Defendants argue that Count IX must be dismissed because a claim for unjust enrichment cannot stand in the face of an express contract. The express contracts Defendants refer to are the limited partnership agreements. Plaintiffs are entitled to plead in the alternative, and Defendants have raised no other basis for dismissal of this count.
For all these reasons, Defendants' request for dismissal because Counts IV, V, VIII and IX fail to state a claim upon which relief can be granted will be denied.

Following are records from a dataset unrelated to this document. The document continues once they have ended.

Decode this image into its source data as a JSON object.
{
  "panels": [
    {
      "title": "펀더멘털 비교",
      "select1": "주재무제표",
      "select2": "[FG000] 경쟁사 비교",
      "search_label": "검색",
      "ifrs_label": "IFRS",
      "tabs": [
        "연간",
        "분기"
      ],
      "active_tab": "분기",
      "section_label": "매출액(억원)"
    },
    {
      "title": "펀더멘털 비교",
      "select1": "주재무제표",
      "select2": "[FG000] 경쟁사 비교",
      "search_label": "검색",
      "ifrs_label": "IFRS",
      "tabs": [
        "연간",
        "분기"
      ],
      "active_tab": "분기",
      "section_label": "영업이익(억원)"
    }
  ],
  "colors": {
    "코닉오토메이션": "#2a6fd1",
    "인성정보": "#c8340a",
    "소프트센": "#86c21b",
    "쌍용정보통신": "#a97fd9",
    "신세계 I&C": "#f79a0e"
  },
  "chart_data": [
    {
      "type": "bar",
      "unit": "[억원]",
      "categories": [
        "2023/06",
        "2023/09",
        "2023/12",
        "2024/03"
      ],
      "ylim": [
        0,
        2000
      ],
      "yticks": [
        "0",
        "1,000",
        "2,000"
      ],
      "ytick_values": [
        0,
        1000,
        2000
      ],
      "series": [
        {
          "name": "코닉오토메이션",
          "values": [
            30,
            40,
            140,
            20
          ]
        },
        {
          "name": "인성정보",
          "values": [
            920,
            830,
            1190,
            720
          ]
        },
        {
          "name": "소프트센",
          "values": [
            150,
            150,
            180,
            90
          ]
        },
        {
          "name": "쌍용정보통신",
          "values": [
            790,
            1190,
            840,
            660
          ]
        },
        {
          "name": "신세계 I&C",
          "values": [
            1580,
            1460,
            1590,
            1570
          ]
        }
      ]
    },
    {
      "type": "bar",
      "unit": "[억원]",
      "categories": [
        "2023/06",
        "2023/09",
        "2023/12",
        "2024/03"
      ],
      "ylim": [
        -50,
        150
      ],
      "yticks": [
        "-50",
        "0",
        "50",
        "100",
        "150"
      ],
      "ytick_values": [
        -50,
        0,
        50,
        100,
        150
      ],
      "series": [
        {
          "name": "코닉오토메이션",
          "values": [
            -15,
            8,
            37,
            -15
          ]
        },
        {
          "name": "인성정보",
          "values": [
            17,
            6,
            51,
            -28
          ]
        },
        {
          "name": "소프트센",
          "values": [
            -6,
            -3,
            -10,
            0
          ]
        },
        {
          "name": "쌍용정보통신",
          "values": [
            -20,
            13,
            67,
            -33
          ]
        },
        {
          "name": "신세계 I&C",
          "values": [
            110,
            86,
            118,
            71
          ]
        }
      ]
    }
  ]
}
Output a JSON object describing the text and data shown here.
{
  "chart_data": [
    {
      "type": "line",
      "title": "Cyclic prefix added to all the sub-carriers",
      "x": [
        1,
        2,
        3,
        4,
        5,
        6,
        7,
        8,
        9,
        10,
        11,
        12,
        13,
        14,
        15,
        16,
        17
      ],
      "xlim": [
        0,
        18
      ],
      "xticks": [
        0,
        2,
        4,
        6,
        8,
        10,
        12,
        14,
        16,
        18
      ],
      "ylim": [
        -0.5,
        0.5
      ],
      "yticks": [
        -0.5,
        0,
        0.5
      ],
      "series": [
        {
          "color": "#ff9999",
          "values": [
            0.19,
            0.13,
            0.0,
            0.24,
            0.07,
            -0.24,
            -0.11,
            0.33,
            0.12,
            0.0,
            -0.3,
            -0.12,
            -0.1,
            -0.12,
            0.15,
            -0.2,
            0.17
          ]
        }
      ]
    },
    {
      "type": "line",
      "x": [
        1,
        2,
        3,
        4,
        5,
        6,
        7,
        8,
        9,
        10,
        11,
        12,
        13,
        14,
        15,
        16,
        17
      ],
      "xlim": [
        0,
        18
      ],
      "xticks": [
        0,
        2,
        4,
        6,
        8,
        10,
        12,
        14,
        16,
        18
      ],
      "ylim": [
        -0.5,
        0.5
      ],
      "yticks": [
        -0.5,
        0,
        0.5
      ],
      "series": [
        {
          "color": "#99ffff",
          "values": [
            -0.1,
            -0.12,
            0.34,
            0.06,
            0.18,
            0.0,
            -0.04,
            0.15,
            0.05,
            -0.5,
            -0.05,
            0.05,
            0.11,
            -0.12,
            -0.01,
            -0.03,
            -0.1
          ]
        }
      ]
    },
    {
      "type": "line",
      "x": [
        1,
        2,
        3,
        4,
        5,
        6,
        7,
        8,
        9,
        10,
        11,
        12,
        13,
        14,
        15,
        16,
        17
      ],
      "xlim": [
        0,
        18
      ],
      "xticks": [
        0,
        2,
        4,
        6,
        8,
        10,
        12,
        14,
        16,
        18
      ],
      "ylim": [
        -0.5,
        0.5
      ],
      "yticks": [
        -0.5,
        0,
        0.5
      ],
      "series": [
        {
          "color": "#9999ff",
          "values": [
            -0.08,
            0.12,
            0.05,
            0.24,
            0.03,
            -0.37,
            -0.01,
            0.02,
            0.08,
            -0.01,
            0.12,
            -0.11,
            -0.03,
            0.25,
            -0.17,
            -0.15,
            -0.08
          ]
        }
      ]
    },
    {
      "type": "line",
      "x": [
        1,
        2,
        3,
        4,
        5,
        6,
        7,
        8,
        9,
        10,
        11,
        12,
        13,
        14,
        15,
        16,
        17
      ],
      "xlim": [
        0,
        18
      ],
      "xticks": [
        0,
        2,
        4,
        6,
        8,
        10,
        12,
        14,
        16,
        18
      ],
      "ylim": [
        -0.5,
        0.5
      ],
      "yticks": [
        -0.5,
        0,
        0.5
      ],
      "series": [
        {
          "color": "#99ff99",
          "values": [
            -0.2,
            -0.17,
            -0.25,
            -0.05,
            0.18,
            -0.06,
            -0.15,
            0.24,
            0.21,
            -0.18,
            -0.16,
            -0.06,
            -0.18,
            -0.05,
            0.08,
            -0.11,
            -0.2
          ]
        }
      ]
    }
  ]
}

4. Judicial Estoppel. Defendants argue that the doctrine of judicial estoppel prevents Plaintiffs from taking a position in this lawsuit that is contrary to a position taken by Alpha Beta Capital Partners, L.P. in its case against Pursuit Investment Management LLC in Connecticut state court.209 Defendants state that Alpha Beta is in privity with Plaintiffs and thus I should attribute Alpha Beta's position in the Connecticut case to Plaintiffs' position here. Defendants urge that it is inconsistent for Alpha Beta to have taken the position that "no incentive fee should be paid with respect to the UBS settlement"210 in the Connecticut case while Plaintiffs argue here that Debtor "should have earned an incentive fee."211 Plaintiffs counter that the parties and facts in the Connecticut case are different than the parties and facts here such that judicial estoppel is inapplicable.212
The doctrine of judicial estoppel prevents "a litigant from asserting a position that is inconsistent with one he or she previously took before a court or agency."213 The application of judicial estoppel requires the following: (i) "the party to be estopped must have taken two positions that are irreconcilably inconsistent,"214 (ii) the party must have changed his position "`in bad faith—i.e., with intent to play fast and loose with the court'"215 and (iii) "no lesser sanction would adequately remedy. . . the litigant's misconduct."216 I will not apply judicial estoppel here. While Alpha Beta is one of the parties to the Agreement and has authorized Plaintiffs to bring the claims on their behalf,217 the claims asserted in this action belonged to Debtor, not to Alpha Beta. Debtor was not a party to the Connecticut Action218 and therefore made no representations in the Connecticut Action. Further, Defendants represent that the decision in the Connecticut Action is (i) based on agreements not involved in this matter and (ii) "the Connecticut Court's decision on those matters related to the relation between any of the Defendants and Alpha Beta is not relevant to the Complaint."219 Under these circumstances, I will not grant the Motion to Dismiss on judicial estoppel grounds.
Conclusion
An Order will enter consistent with the above rulings.